<体節が動き出すとき —— セルフケアの後に訪れるだるさの意味>
セルフケア整体のあとに「だるさ」や「重たさ」を感じたことはありませんか。
もしくは深いマッサージやエステなども同じような
「だるさ」や「重たさ」が起きる場合があります。
特にお腹まわりをじっくりほぐした後、
何とも言えない疲れのような感覚が出る方もいるかもしれません。
セルフケア整体を始めて間もない頃は特に起きやすいです。
実はそれは、からだが深く変わり始めた合図なのです。
私たちのからだは「体節」と呼ばれる分節構造で成り立っています。
竹の節のように、筋肉・神経・骨・内臓・皮膚がいくつかの単位にまとまり、
それぞれが連動しています。ひとつの節に刺激を与えると、
そのまとまり全体に波紋のように変化が広がるのです。
たとえば今日のクラスでは〈仙骨/背骨〉に〈首/頭〉を重ねる構成で行いました。
準備として横隔膜をゆるめるワークも取り入れましたが、
横隔膜を緩めると、呼吸が深くなり、腰や背骨が軽くなるのを感じる時があります。
これは深前線のつながりがスムーズになり、
さらに体節同士が連動し、本来のリズムを取り戻し始めたサインです。
一時的に出てくる「だるさ」は、不調ではなく再調整の途中段階。
長く締めていたコルセットを外した瞬間の「ぐにゃっ」とした感覚に似ています。
緩んで開放されつつ、まだ安定していない。
その移行期だからこそ、だるさや重さが顔を出します。
こういった変化を「好転反応」と表されることもありますが、
この場合ここで起きているのは少し異なります。
体節という分節構造に物理的な変化が起こり、
そのまとまり全体が新しいバランスへ移行する過程で、
だるさや重たさとして感じられているのです。
あくまで再調整の途中段階なのです。
ただし、ここで「痛み」として強く出る場合は少し注意が必要です。
セルフケアで整えきれない不調の背景に、筋肉や筋膜だけでなく
臓器の状態などが関わっていることもあります。
その際は無理をせず、必要に応じて医療機関のサポートを受けてください。
(よくあるのは腰痛の痛みが内臓疾患だったという場合です。
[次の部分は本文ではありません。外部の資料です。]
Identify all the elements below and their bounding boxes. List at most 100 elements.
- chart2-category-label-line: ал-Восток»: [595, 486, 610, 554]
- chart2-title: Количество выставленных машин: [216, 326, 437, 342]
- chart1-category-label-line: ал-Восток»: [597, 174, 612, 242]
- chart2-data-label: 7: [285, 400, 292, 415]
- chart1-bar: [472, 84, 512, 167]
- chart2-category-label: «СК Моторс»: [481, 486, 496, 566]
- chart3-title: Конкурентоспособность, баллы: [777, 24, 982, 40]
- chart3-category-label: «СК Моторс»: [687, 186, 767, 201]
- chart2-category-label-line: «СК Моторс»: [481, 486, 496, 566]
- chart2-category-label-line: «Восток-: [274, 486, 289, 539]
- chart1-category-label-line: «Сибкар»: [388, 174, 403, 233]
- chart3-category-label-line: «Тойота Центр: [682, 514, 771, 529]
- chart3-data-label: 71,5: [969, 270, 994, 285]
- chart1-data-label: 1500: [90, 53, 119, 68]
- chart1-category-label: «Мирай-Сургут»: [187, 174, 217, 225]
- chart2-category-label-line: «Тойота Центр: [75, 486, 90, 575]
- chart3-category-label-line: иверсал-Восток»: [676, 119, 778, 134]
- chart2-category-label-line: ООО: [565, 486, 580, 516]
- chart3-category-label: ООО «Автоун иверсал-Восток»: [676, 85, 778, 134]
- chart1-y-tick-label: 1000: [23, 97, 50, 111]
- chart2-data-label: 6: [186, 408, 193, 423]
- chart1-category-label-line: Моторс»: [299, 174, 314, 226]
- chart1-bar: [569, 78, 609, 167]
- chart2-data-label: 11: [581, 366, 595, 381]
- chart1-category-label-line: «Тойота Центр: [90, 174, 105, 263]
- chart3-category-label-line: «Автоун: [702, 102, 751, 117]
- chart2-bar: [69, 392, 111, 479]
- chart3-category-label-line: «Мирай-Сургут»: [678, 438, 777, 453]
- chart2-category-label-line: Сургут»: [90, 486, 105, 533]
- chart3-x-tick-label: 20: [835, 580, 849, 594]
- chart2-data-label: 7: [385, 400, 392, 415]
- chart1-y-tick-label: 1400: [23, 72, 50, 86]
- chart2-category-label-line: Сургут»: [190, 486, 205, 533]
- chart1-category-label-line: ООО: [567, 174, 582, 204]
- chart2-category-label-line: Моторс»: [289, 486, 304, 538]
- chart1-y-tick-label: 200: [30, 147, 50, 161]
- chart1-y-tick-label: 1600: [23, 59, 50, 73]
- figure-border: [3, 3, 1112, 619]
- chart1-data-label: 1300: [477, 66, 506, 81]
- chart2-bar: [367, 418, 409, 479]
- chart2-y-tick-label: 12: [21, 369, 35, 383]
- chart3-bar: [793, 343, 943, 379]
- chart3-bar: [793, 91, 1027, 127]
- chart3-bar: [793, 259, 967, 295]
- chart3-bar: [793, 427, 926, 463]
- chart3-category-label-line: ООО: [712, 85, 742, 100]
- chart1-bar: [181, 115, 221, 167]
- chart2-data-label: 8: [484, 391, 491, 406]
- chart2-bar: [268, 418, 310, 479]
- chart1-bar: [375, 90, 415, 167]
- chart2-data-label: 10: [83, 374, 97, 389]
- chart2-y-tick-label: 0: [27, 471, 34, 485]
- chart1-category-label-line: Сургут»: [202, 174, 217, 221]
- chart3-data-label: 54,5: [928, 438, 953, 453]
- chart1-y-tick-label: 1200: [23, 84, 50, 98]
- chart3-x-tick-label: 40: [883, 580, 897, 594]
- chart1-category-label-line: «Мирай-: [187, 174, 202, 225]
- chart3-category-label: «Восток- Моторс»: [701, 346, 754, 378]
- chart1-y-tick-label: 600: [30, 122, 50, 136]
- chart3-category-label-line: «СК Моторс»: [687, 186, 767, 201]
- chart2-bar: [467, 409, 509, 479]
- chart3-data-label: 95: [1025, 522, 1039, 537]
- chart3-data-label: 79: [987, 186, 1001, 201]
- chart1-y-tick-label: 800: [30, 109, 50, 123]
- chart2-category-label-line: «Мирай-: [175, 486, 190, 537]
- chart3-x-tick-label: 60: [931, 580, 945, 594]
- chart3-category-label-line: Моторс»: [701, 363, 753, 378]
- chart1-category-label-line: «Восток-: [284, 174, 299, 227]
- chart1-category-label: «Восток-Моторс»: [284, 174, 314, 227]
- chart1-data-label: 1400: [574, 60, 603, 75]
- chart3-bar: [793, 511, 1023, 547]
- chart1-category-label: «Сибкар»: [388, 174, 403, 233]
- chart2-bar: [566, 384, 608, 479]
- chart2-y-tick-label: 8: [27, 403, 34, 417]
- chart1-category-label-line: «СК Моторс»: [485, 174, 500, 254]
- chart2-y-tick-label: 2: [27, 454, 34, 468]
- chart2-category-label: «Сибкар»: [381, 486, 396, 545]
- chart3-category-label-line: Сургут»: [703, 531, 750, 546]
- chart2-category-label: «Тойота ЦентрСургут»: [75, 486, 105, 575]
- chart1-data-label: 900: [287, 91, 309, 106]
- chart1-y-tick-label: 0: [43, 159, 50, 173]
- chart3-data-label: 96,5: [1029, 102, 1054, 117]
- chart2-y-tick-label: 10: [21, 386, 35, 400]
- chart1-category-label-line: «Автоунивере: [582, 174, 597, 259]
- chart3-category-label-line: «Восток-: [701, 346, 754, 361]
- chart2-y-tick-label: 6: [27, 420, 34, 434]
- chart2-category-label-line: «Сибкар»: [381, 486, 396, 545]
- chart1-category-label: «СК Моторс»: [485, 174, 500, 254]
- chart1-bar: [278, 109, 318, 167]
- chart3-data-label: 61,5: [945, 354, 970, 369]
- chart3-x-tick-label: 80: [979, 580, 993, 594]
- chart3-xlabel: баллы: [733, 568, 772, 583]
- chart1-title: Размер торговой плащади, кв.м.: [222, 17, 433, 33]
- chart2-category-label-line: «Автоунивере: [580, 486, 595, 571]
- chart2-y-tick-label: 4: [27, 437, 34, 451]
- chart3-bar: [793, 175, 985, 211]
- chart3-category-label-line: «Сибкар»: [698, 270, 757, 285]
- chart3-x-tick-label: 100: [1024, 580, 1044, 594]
)
現代に生きる私たちは、東洋医学や自然療法、そして西洋医学、現代の医学……
それぞれをバランスよく取り入れながら、
ここにも「波乗り」が必要なのではないかと私は思っています。
・ ・ ・
セルフケア整体のあとに大切なのは、からだに優しく寄り添うこと。
水分を補い、大きな筋肉をやさしく摩ったり、
静かに横になったりして、変化を落ち着いて見守ってください。
YOGATOのセルフケア整体は、ただ凝りを取るためのものではなく、
体節や筋膜・筋肉・内臓を通してからだ全体を整え、
背骨の微細な動きや骨盤の安定へつなげるための時間です。
だるさを「変化の始まり」と受け止められると、
安心してからだをゆだねられるようになります。
ここで書いたセルフケア後のだるさだけでなく、
日々の生活の中でふと”からだのだるさ”を感じたときも、
「この繋がりを整えるサインがやってきた」と受けとめてみるのもいいですね。
今日の余韻として、ご自身のからだにそっと耳を澄ませてみてください。
感覚を信じ、整っていくプロセスを受けとめながら過ごすと、
からだは素直に、本来のリズムを取り戻していきます。
今日も最後まで読んでくださり、ありがとうございます。